The utility has said repeatedly that the $1.5 billion power line is crucial if the company is to comply with a statewide mandate that California's major urban power providers secure 20 percent of their electricity supplies from sun, wind and geothermal power by 2010.

Niggli said the utility expects Sunrise Powerlink to put the company over the 20 percent goal, even though the company's green-power proportion had reached just 5.2 percent by last year.

Because of project delays, the controversial line could not be up and running until 2011 at the earliest, so the 2010 goal is not doable, he said. But Niggli said the utility could reach that threshold soon after the line was turned on.

Administrative Law Judge Steve Weissman, who is presiding over the hearing, wanted to know what the company has been doing to boost its green supply. Niggli said it has been asking entrepreneurs to propose solar, geothermal and other projects.

"The image I get is of a passive process," Weissman said.

Other utilities are building green projects on their own, Weissman said. He cited a Southern California Edison project to lease space on the rooftops of warehouses in San Bernardino County to build the equivalent of a 250-megawatt power plant through solar panels.

Niggli said SDG&E wished Edison well, but local utility officials don't believe it is practical to replicate the rooftop project locally because San Diego County has fewer warehouses.

The public hearing before the California Public Utilities Commission continues through Wednesday at the California Center for Sustainable Energy's office in San Diego. The commission is gathering evidence to help it decide this summer whether to license the project.
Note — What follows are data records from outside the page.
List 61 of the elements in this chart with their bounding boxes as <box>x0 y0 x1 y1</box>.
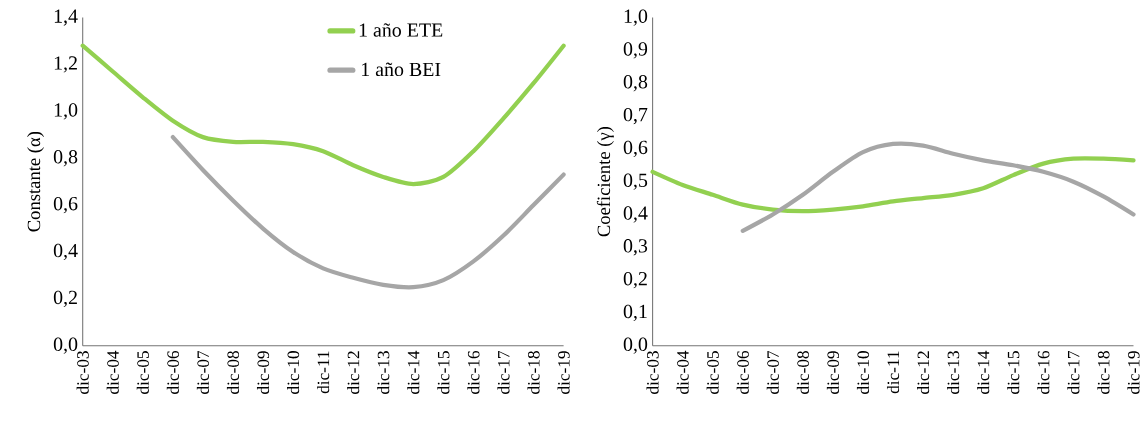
x-tick-label: dic-15 <box>1007 350 1020 394</box>
y-tick-label: 0,8 <box>53 149 78 167</box>
x-tick-label: dic-12 <box>917 351 930 394</box>
y-tick-label: 1,0 <box>624 9 648 26</box>
x-tick-label: dic-12 <box>347 351 360 394</box>
x-tick-label: dic-18 <box>1097 350 1110 394</box>
y-tick-label: 0,6 <box>623 140 648 157</box>
y-axis-title: Coeficiente (γ) <box>596 126 614 237</box>
x-tick-label: dic-05 <box>706 350 719 394</box>
x-tick-label: dic-17 <box>1067 350 1080 394</box>
x-tick-label: dic-04 <box>106 350 119 394</box>
x-tick-label: dic-13 <box>947 350 960 394</box>
x-tick-label: dic-05 <box>136 350 149 394</box>
y-tick-label: 0,9 <box>623 42 648 59</box>
x-tick-label: dic-08 <box>796 350 809 394</box>
y-tick-label: 0,0 <box>53 337 78 354</box>
x-tick-label: dic-10 <box>856 350 870 394</box>
x-tick-label: dic-09 <box>826 350 840 394</box>
x-tick-label: dic-09 <box>256 350 270 394</box>
y-tick-label: 0,4 <box>623 206 648 223</box>
y-tick-label: 0,1 <box>623 304 647 321</box>
x-tick-label: dic-19 <box>1127 350 1140 394</box>
x-tick-label: dic-04 <box>676 350 689 394</box>
x-tick-label: dic-07 <box>196 350 209 394</box>
x-tick-label: dic-06 <box>736 350 749 394</box>
x-tick-label: dic-16 <box>467 350 480 394</box>
x-tick-label: dic-15 <box>437 350 450 394</box>
y-tick-label: 0,2 <box>623 271 647 289</box>
y-axis-title: Constante (α) <box>27 131 44 232</box>
x-tick-label: dic-03 <box>646 350 659 394</box>
y-tick-label: 0,0 <box>623 337 648 354</box>
y-tick-label: 0,3 <box>623 238 648 256</box>
y-tick-label: 0,4 <box>53 243 78 260</box>
y-tick-label: 1,4 <box>54 9 78 26</box>
y-tick-label: 0,6 <box>53 196 78 214</box>
x-tick-label: dic-06 <box>166 350 179 394</box>
x-tick-label: dic-10 <box>287 350 300 394</box>
y-tick-label: 0,5 <box>623 173 648 190</box>
legend-label: 1 año BEI <box>362 62 441 76</box>
y-tick-label: 1,2 <box>54 56 77 73</box>
line-series <box>650 156 1136 214</box>
x-tick-label: dic-13 <box>377 350 390 394</box>
x-tick-label: dic-07 <box>766 350 779 394</box>
line-series <box>740 141 1136 233</box>
line-series <box>80 43 566 186</box>
y-tick-label: 1,0 <box>54 102 78 120</box>
line-series <box>170 134 566 290</box>
x-tick-label: dic-14 <box>977 350 990 394</box>
y-tick-label: 0,2 <box>53 290 77 307</box>
y-tick-label: 0,8 <box>623 74 648 92</box>
x-tick-label: dic-08 <box>226 350 240 394</box>
x-tick-label: dic-17 <box>497 350 510 394</box>
x-tick-label: dic-14 <box>407 350 420 394</box>
x-tick-label: dic-19 <box>557 350 570 394</box>
x-tick-label: dic-18 <box>527 350 540 394</box>
x-tick-label: dic-03 <box>76 350 89 394</box>
y-tick-label: 0,7 <box>623 107 648 124</box>
x-tick-label: dic-16 <box>1037 350 1050 394</box>
x-tick-label: dic-11 <box>886 351 900 394</box>
x-tick-label: dic-11 <box>317 351 330 394</box>
legend-label: 1 año ETE <box>359 22 443 37</box>
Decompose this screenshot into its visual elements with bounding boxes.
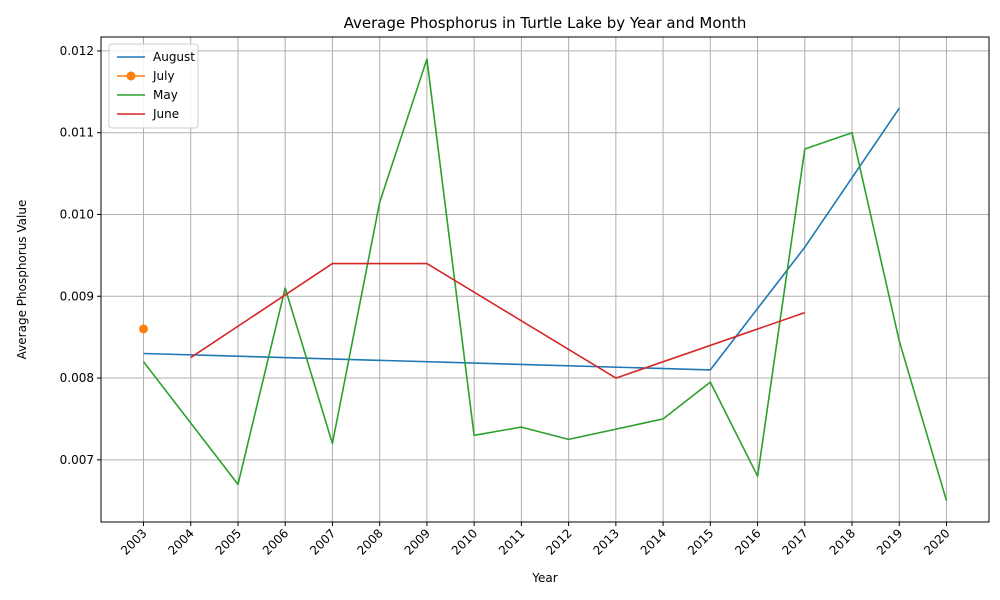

If the line is rejected, the utility would have the option of asking the Federal Energy Regulatory Commission to approve it. The federal government has the authority to overrule a state decision because Southern California, including San Diego County, has been declared an electric transmission corridor of national interest.

In attempting to plant doubts about the line's future use, Shames asked Niggli whether importing green energy was one of the original purposes of the region's only existing 500-kilovolt line, the Southwest Powerlink, which runs parallel to Interstate 8. Niggli acknowledged that was the case.

In the early days of the Southwest line, Niggli, said, a significant chunk of electricity from geothermal sources in the Imperial Valley and Mexico was transported to San Diego County over the line ---- up to 220 megawatts at a time. But today, 24 years later, he said, a small fraction of that is brought in from geothermal energy produced by hot underground geysers.

By comparison, the Sunrise project would deliver 1,000 megawatts, or 20 percent of the region's current supply.

Given that Southwest Powerlink brings mostly other types of energy into San Diego County, Shames suggested the same result could happen with Sunrise ---- 24 years from now little green power might come across its 500-kilovolt wires. He asked Niggli whether SDG&E would guarantee the delivery of clean, so-called renewable power.

"There are no such guarantees that we can give," Niggli said. "It's an open access system." He said the California Independent System Operator, which operates state's electrical grid, would control what type of power is moved on the line.

Given the state's desire to use much more green power than now, in the wake of growing concerns about global warming, Niggli said it is unlikely the line would be filled with electricity generated by natural gas or coal.

Niggli also dismissed a frequent suggestion of project opponents that the line would carry electricity from expanded natural gas-fired plants just across the border from El Centro near Mexicali.

"That is not on anyone's planning horizon," Niggli said.

The line, strung from metal towers 160 feet tall, would run from El Centro to Carmel Valley, meandering through Anza-Borrego Desert State Park, Ramona and Rancho Penasquitos.

As for an environmental study's conclusion that those towers pose a threat to desert bighorn sheep in Anza-Borrego, Niggli said the company disagrees.

"We have many, many instances where sheep graze under lines, under towers. It doesn't seem to have any impact on them," he said.